Rutherglen should be part of city
A leading Glasgow historian and author has told the Reformer that Rutherglen should once again become part of Glasgow.
Ian R Mitchell, whose books include This City Now ,Clydeside: Red, Orange and Green and most recently, A Glasgow Mosaic, said people who use Glasgow services on a regular basis should be contributing to the city.
In an article for a Sunday newspaper last month, Mr Mitchell said: “The increase in revenue the city would gain from including the rich suburbs within its boundaries would be a step in the right direction.
“Clydebank and Rutherglen should be part of Glasgow; so too should East Dunbartonshire and East Renfrewshire, two of the richest parts of Scotland.
“This, with the addition of the other contiguous areas, would create a city of about one million people, which would be better able to deal with its social problems, and would be a much bigger hitter on the national and international stage.”
And speaking to the Reformer last week, he stood by his comments: “It’s a basic fact that Glasgow provides facilities for a tax-payer base for a much larger group of people who do not contribute.
“People in Rutherglen use Glasgow services a lot more than people in Glasgow would use Rutherglen services, the flow works largely one way.
“In terms of planning, the initiatives happening in Glasgow’s east end, Rutherglen has managed to get on its coat tails. Rutherglen would not have got that on its own, and this is an example of how peripheral areas can benefit.
“Glasgow is the cultural, social, political and sporting centre of the conurbation.
“Of course, the argument comes up against local self-interest. Govan used to be independent and is now part of Glasgow, but no where has a greater sense of identity than Govan.
“Rutherglen used to have its own council and it’s now part of South Lanarkshire, how independent is that?
“The idea is that Rutherglen is independent of Glasgow, but that really isn’t the case. Really, it’s dependent, most people work in Glasgow, so why not acknowledge that fact and contribute?”
Rutherglen, and Cambuslang, were part of Glasgow District Council between 1975 and 1996.
During that time, many locals felt the towns lost their independence and suffered neglect, with the decay of the Town Hall becoming synonymous with a general decline.
A high profile campaign eventually bore fruit when the towns became part of South Lanarkshire in 1996.

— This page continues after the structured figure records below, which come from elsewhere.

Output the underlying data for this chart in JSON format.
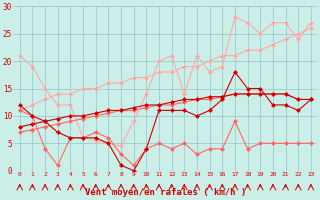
{
  "title": "",
  "xlabel": "Vent moyen/en rafales ( km/h )",
  "bg_color": "#cceee8",
  "grid_color": "#99cccc",
  "x": [
    0,
    1,
    2,
    3,
    4,
    5,
    6,
    7,
    8,
    9,
    10,
    11,
    12,
    13,
    14,
    15,
    16,
    17,
    18,
    19,
    20,
    21,
    22,
    23
  ],
  "light_pink": "#ffaaaa",
  "med_pink": "#ff6666",
  "dark_red": "#cc0000",
  "lp_zigzag": [
    21,
    19,
    15,
    12,
    12,
    6,
    5.5,
    5,
    4.5,
    9,
    14,
    20,
    21,
    14,
    21,
    18,
    19,
    28,
    27,
    25,
    27,
    27,
    24,
    27
  ],
  "lp_trend": [
    11,
    12,
    13,
    14,
    14,
    15,
    15,
    16,
    16,
    17,
    17,
    18,
    18,
    19,
    19,
    20,
    21,
    21,
    22,
    22,
    23,
    24,
    25,
    26
  ],
  "mp_zigzag": [
    11,
    10,
    4,
    1,
    6,
    6,
    7,
    6,
    3,
    1,
    4,
    5,
    4,
    5,
    3,
    4,
    4,
    9,
    4,
    5,
    5,
    5,
    5,
    5
  ],
  "mp_trend": [
    7,
    7.5,
    8,
    8.5,
    9,
    9.5,
    10,
    10.5,
    11,
    11,
    11.5,
    12,
    12,
    12.5,
    13,
    13,
    13.5,
    14,
    14,
    14,
    14,
    14,
    13,
    13
  ],
  "dr_zigzag": [
    12,
    10,
    9,
    7,
    6,
    6,
    6,
    5,
    1,
    0,
    4,
    11,
    11,
    11,
    10,
    11,
    13,
    18,
    15,
    15,
    12,
    12,
    11,
    13
  ],
  "dr_trend": [
    8,
    8.5,
    9,
    9.5,
    10,
    10,
    10.5,
    11,
    11,
    11.5,
    12,
    12,
    12.5,
    13,
    13,
    13.5,
    13.5,
    14,
    14,
    14,
    14,
    14,
    13,
    13
  ],
  "ylim": [
    0,
    30
  ],
  "xlim": [
    -0.5,
    23.5
  ],
  "yticks": [
    0,
    5,
    10,
    15,
    20,
    25,
    30
  ],
  "xticks": [
    0,
    1,
    2,
    3,
    4,
    5,
    6,
    7,
    8,
    9,
    10,
    11,
    12,
    13,
    14,
    15,
    16,
    17,
    18,
    19,
    20,
    21,
    22,
    23
  ],
  "marker_size": 2.5,
  "line_width": 0.8
}
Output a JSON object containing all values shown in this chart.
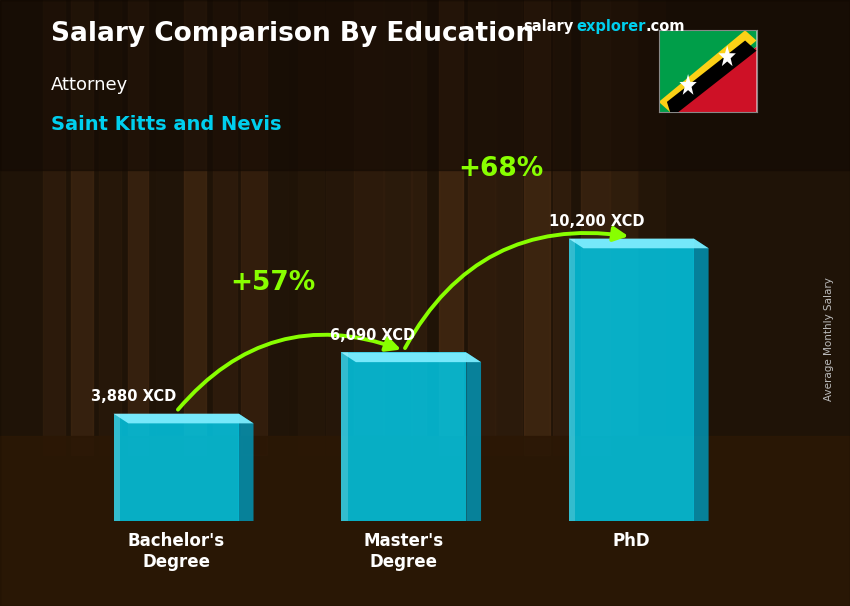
{
  "title": "Salary Comparison By Education",
  "subtitle1": "Attorney",
  "subtitle2": "Saint Kitts and Nevis",
  "ylabel": "Average Monthly Salary",
  "categories": [
    "Bachelor's\nDegree",
    "Master's\nDegree",
    "PhD"
  ],
  "values": [
    3880,
    6090,
    10200
  ],
  "labels": [
    "3,880 XCD",
    "6,090 XCD",
    "10,200 XCD"
  ],
  "pct_labels": [
    "+57%",
    "+68%"
  ],
  "bar_color_face": "#00d0f0",
  "bar_color_light": "#80eeff",
  "bar_color_dark": "#0099bb",
  "bar_alpha": 0.82,
  "bg_dark": "#3a2510",
  "bg_mid": "#5c3a1e",
  "title_color": "#ffffff",
  "subtitle1_color": "#ffffff",
  "subtitle2_color": "#00cfee",
  "label_color": "#ffffff",
  "pct_color": "#88ff00",
  "arrow_color": "#44ee00",
  "brand_color_salary": "#ffffff",
  "brand_color_explorer": "#00cfee",
  "side_label_color": "#bbbbbb",
  "x_positions": [
    1.0,
    3.0,
    5.0
  ],
  "bar_width": 1.1,
  "ylim_max": 14000,
  "figsize": [
    8.5,
    6.06
  ]
}
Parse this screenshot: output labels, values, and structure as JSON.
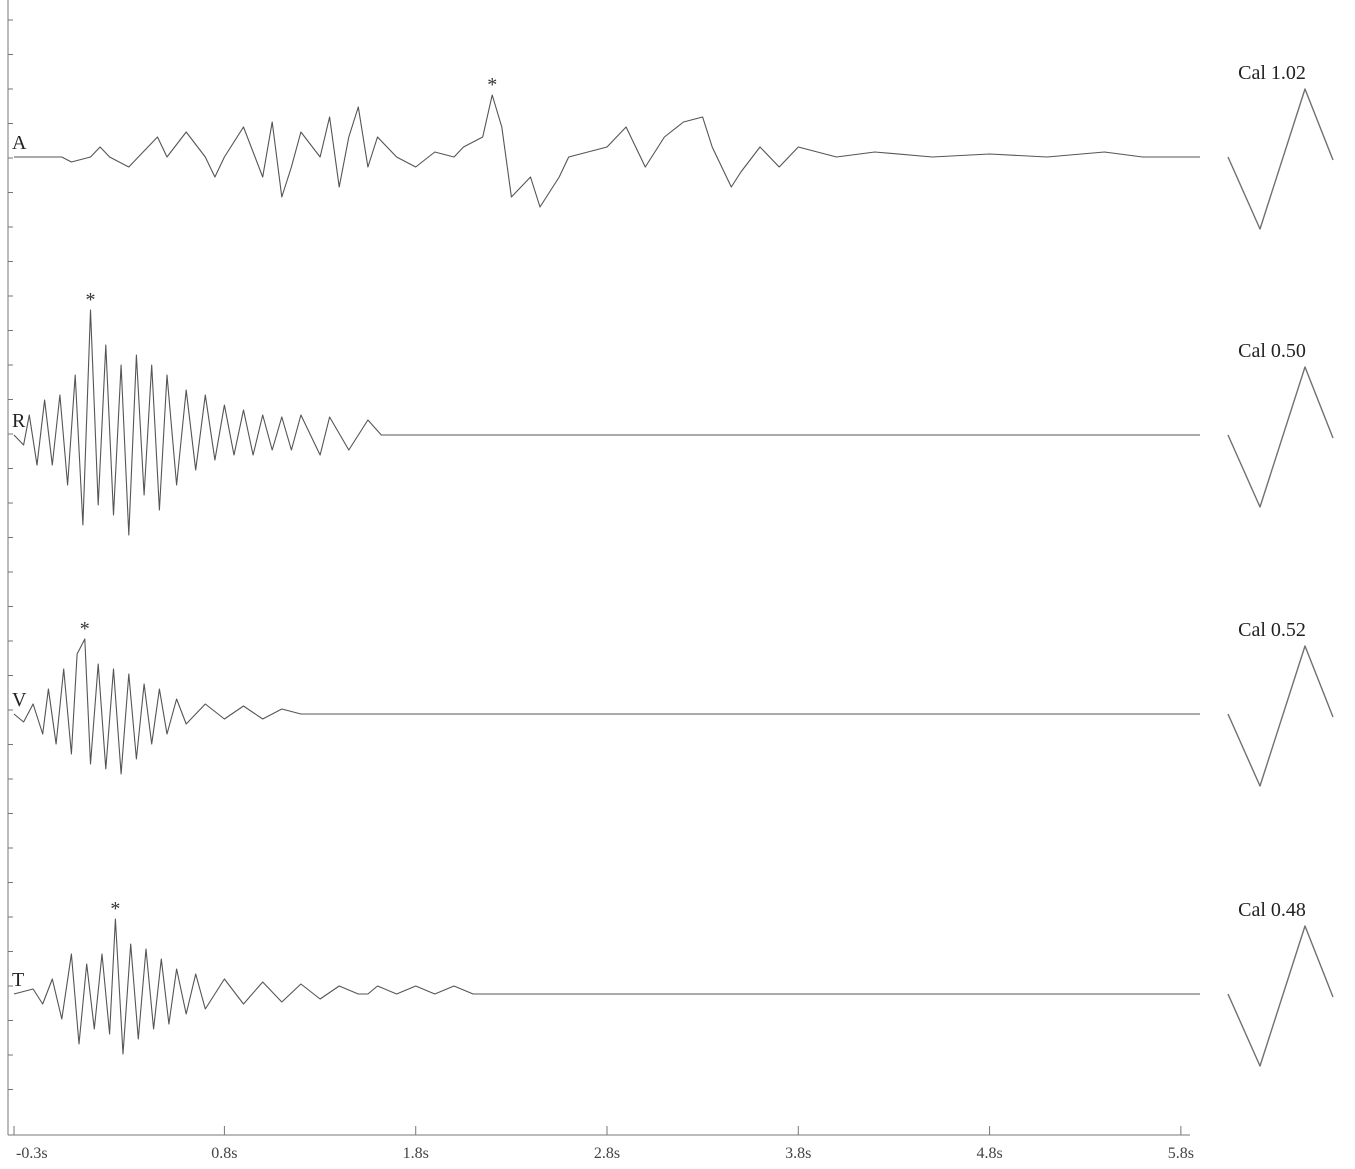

But Mr Mitchell reckons the town would benefit this time around: “Glasgow in the 80’s and 90’s was a different place. It’s now a city that’s turned itself around, and is now a centre of culture and tourism.
“If the experience (the last time the town was part of Glasgow) was negative, I can’t comment, but hopefully it wouldn’t be this time. I’m quite sure there were real grievances, I can’t really comment, and I’d be interested to hear what they were.
“Glasgow is a vibrant city and that’s not spread to the peripheral areas.
“Glasgow’s second biggest industry is now tourism. People come to Glasgow but they don’t go and see Rutherglen Town Hall because it is not on their radar. And why should the city publicise these things, it’s big business now, but if it was part of Glasgow people would know about it, so I think there would be benefit for Rutherglen as well.”
Mr Mitchell concedes any change is unlikely to happen in the immediate future, but he reckons the city will need to take steps to help fund facilities used by people from outwith the boundary.
“Some cities have citizens cards for facilities which means facilities are free for people in the city but not for those outwith.
“I’d rather have a metropolitan Glasgow, but if not I would look to see some way of making people who use the city facilities from outwith contribute towards it.”
However, Councillor Robert Brown, who was one of the key players to remove Rutherglen from Glasgow, dismissed Mr Mitchell’s argument.
He said: “It ’ s part of this push for c e nt ra l i s a t i o n . “The bottom line is, you’ve got to have some account for communities, that’s the building blocks. Where do you stop? Do you bring in East Kilbride, Paisley, Dumbarton?
“Glasgow is the major commercial and transport hub and there needs to be a structure that recognises that, but I don’t think that means we have got to reorganise the whole Scottish Government structure the absorbs Rutherglen into the city.
“When we were part of Glasgow, we found, far from being energised, Rutherglen was left behind and that’s why the feeling to leave was so strong.
“You have got to recognise that local communities have proud local traditions. It’s true that South Lanarkshire is county based rather than burgh based, and I have always argued for stronger powers for the area committees, but Rutherglen and Cambuslang have more of a standing within South Lanarkshire.”
Ian R Mitchell in the author of A Glasgow Mosaic: Explorations Around the City’s Urban Icons, from Luath Press, £8.99.
Seat of power Should Rutherglen be governed locally from Glasgow’s City Chambers?